Man offers local authorities £50 million to dig through garbage and recover his lost bitcoin fortune

2 min read
The original Bit Coin

Bitcoin, the stuff you really should have invested in back when you had no idea it existed. Designed to be a modern digital currency that governments or the Rockefellers couldn’t control, and instead becoming this generation’s snake oil pitch, Bitcoin is less a virtual wallet of cash that you can use to buy goods with and more of a commodity that can be traded for absurd sums of cash.

The price of Bitcoin has recently reached a new high, and naturally people are looking to cash in on their investments.  According to the Guardian via PC Gamer, computer engineer James Howells is one such investor who made the mistake of binning a laptop hard drive several years ago that had 7500 Bitcoins stored on it. That’s a value of $273 million at the time of writing, and the most expensive mistake since the third founder of Apple sold his 10% share of the company back to Steve Jobs and Steve Wozniak for $800.

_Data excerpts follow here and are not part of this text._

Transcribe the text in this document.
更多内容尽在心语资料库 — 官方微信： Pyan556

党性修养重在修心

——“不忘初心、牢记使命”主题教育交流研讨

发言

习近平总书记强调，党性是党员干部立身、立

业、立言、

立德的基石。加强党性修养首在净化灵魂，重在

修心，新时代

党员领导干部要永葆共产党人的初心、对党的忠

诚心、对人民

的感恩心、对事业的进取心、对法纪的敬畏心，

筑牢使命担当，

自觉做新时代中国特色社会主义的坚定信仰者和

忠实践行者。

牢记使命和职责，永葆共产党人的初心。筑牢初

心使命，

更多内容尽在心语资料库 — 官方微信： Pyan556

Howells obviously wants to recover his discarded hard drive, and has offered his local Newport council 25% of the value of the Bitcoins if they help him dig through a specific section of the landfill. Howell’s plan is to gain access to the landfill records, which would identify when he threw the hard drive away, the serial number of the bin that it was in, and that would eventually lead him to a grid reference to dig through.

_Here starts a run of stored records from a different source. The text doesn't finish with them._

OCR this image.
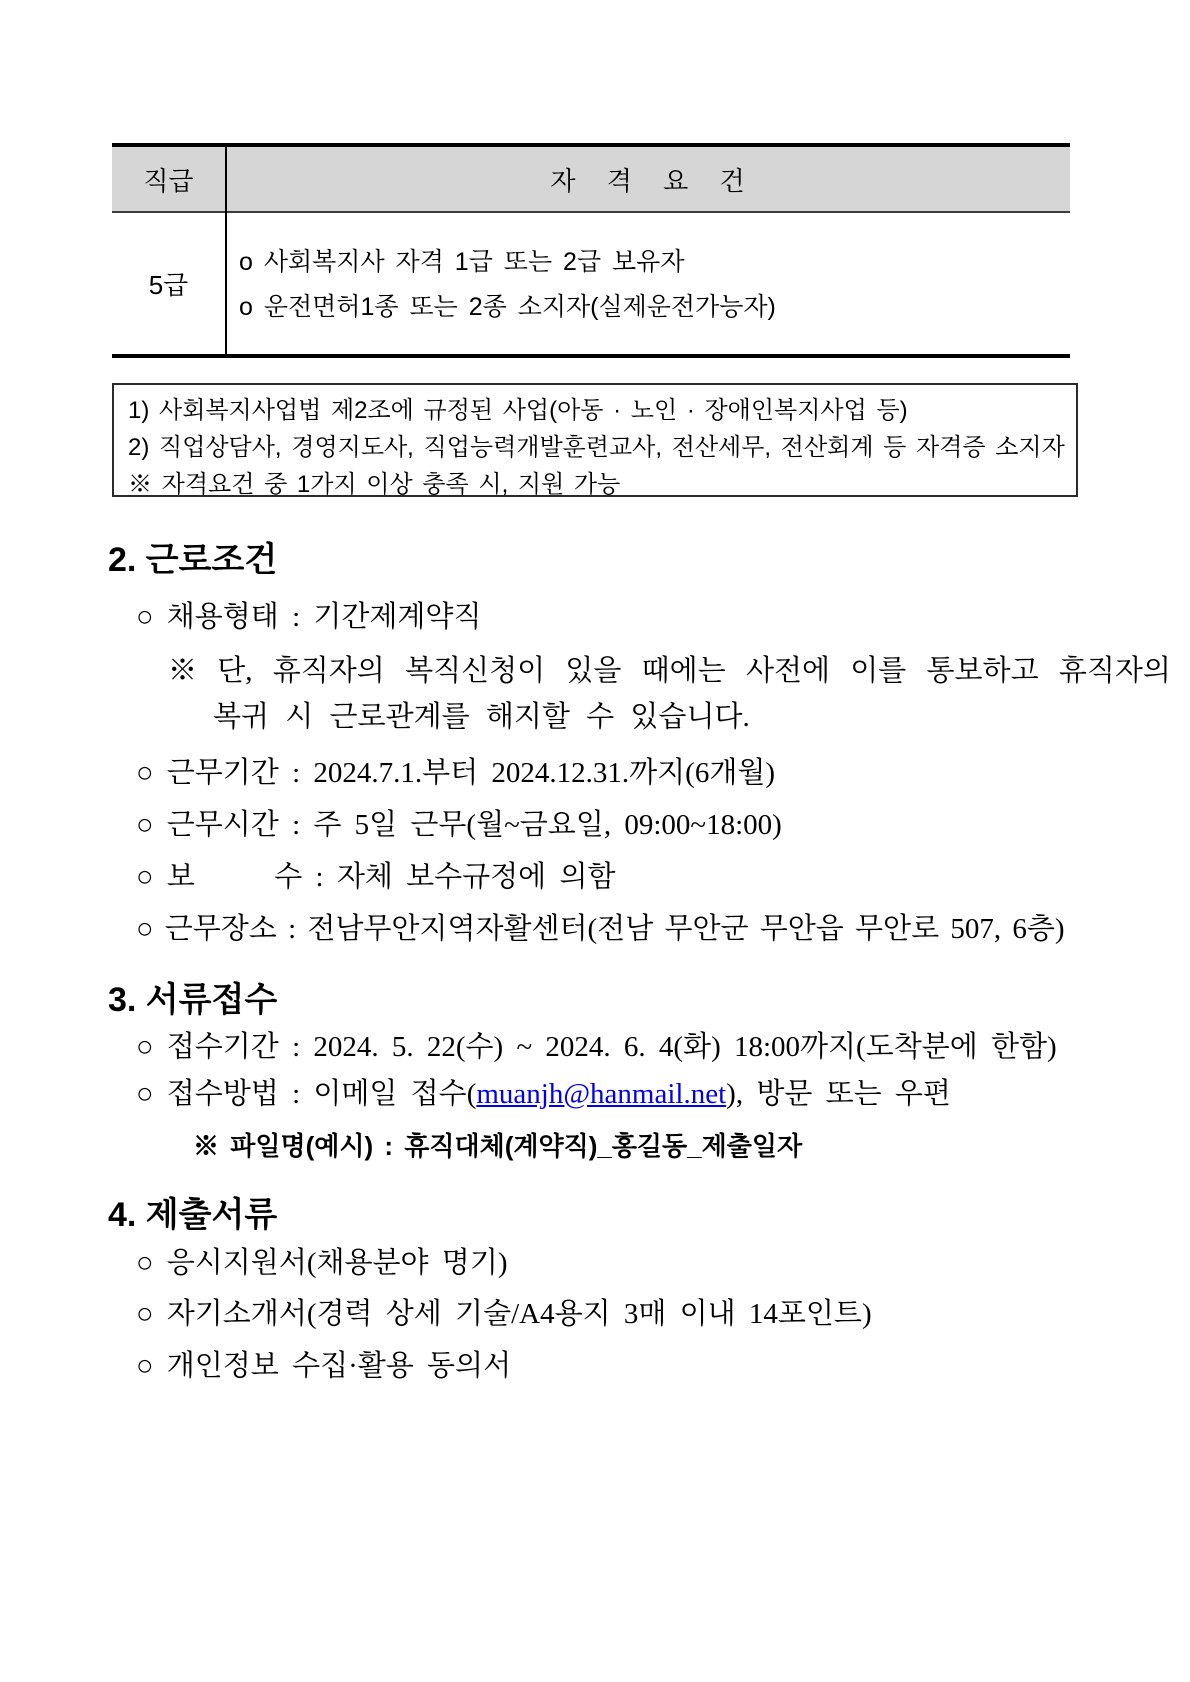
직급	자 격 요 건
5급
o 사회복지사 자격 1급 또는 2급 보유자
o 운전면허1종 또는 2종 소지자(실제운전가능자)
1) 사회복지사업법 제2조에 규정된 사업(아동 · 노인 · 장애인복지사업 등)
2) 직업상담사, 경영지도사, 직업능력개발훈련교사, 전산세무, 전산회계 등 자격증 소지자
※ 자격요건 중 1가지 이상 충족 시, 지원 가능
2. 근로조건
○ 채용형태 : 기간제계약직
※ 단, 휴직자의 복직신청이 있을 때에는 사전에 이를 통보하고 휴직자의
복귀 시 근로관계를 해지할 수 있습니다.
○ 근무기간 : 2024.7.1.부터 2024.12.31.까지(6개월)
○ 근무시간 : 주 5일 근무(월~금요일, 09:00~18:00)
○ 보      수 : 자체 보수규정에 의함
○ 근무장소 : 전남무안지역자활센터(전남 무안군 무안읍 무안로 507, 6층)
3. 서류접수
○ 접수기간 : 2024. 5. 22(수) ~ 2024. 6. 4(화) 18:00까지(도착분에 한함)
○ 접수방법 : 이메일 접수(muanjh@hanmail.net), 방문 또는 우편
※ 파일명(예시) : 휴직대체(계약직)_홍길동_제출일자
4. 제출서류
○ 응시지원서(채용분야 명기)
○ 자기소개서(경력 상세 기술/A4용지 3매 이내 14포인트)
○ 개인정보 수집·활용 동의서
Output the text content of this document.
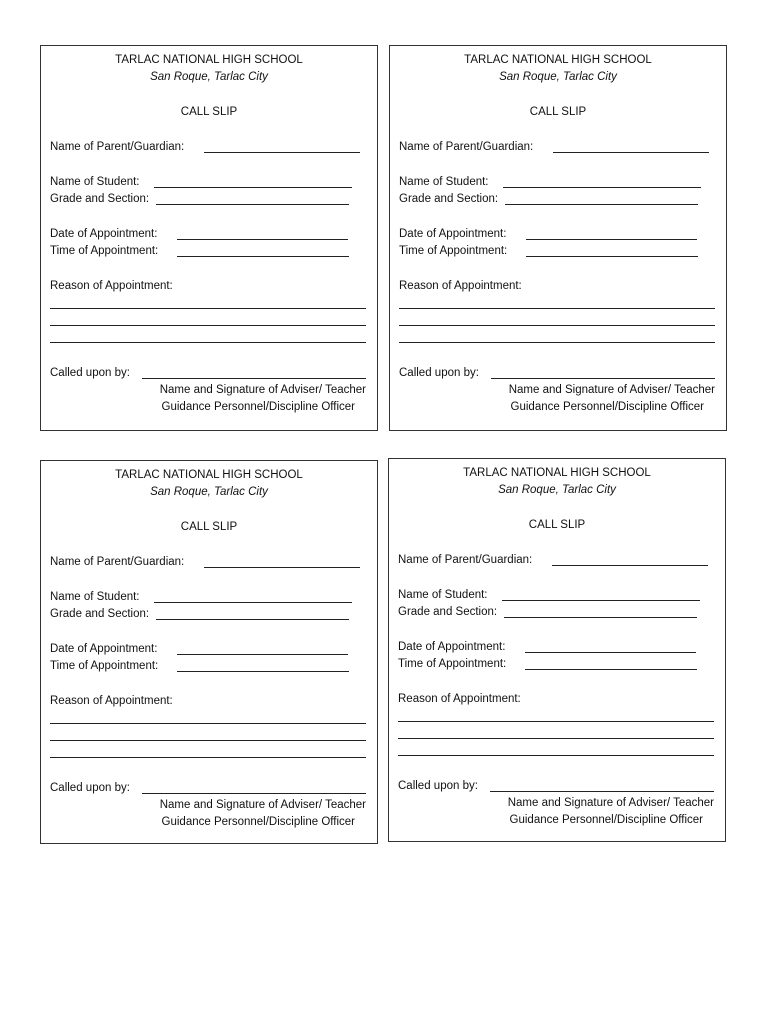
TARLAC NATIONAL HIGH SCHOOL
San Roque, Tarlac City
CALL SLIP
Name of Parent/Guardian:
Name of Student:
Grade and Section:
Date of Appointment:
Time of Appointment:
Reason of Appointment:
Called upon by:
Name and Signature of Adviser/ Teacher
Guidance Personnel/Discipline Officer
TARLAC NATIONAL HIGH SCHOOL
San Roque, Tarlac City
CALL SLIP
Name of Parent/Guardian:
Name of Student:
Grade and Section:
Date of Appointment:
Time of Appointment:
Reason of Appointment:
Called upon by:
Name and Signature of Adviser/ Teacher
Guidance Personnel/Discipline Officer
TARLAC NATIONAL HIGH SCHOOL
San Roque, Tarlac City
CALL SLIP
Name of Parent/Guardian:
Name of Student:
Grade and Section:
Date of Appointment:
Time of Appointment:
Reason of Appointment:
Called upon by:
Name and Signature of Adviser/ Teacher
Guidance Personnel/Discipline Officer
TARLAC NATIONAL HIGH SCHOOL
San Roque, Tarlac City
CALL SLIP
Name of Parent/Guardian:
Name of Student:
Grade and Section:
Date of Appointment:
Time of Appointment:
Reason of Appointment:
Called upon by:
Name and Signature of Adviser/ Teacher
Guidance Personnel/Discipline Officer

It’s sort of like a treasure hunt, only smellier and with a higher chance of everyone needing Tetanus injections afterwards. There’s only two major problems here: Digging through seven years worth of refuse would be catastrophically terrible for the local environment and would result in a few million tons of methane and CO2 being released into the atmosphere. The Newport Council would have to break many regulations just for a chance to see if the hard drive could be found, and then there’s the second part of the dilemma: Would the old laptop storage drive even be in working condition?

There’s no shortage of miracles that engineers can pull off today when it comes to retrieving information from old and busted hard drives, but salvaging thousands of Bitcoins from a device that has spent the last seven years buried under all manner of garbage is a bit of a tall order. For now, Howells is out of luck in his quest to retrieve his long-lost digital fortune.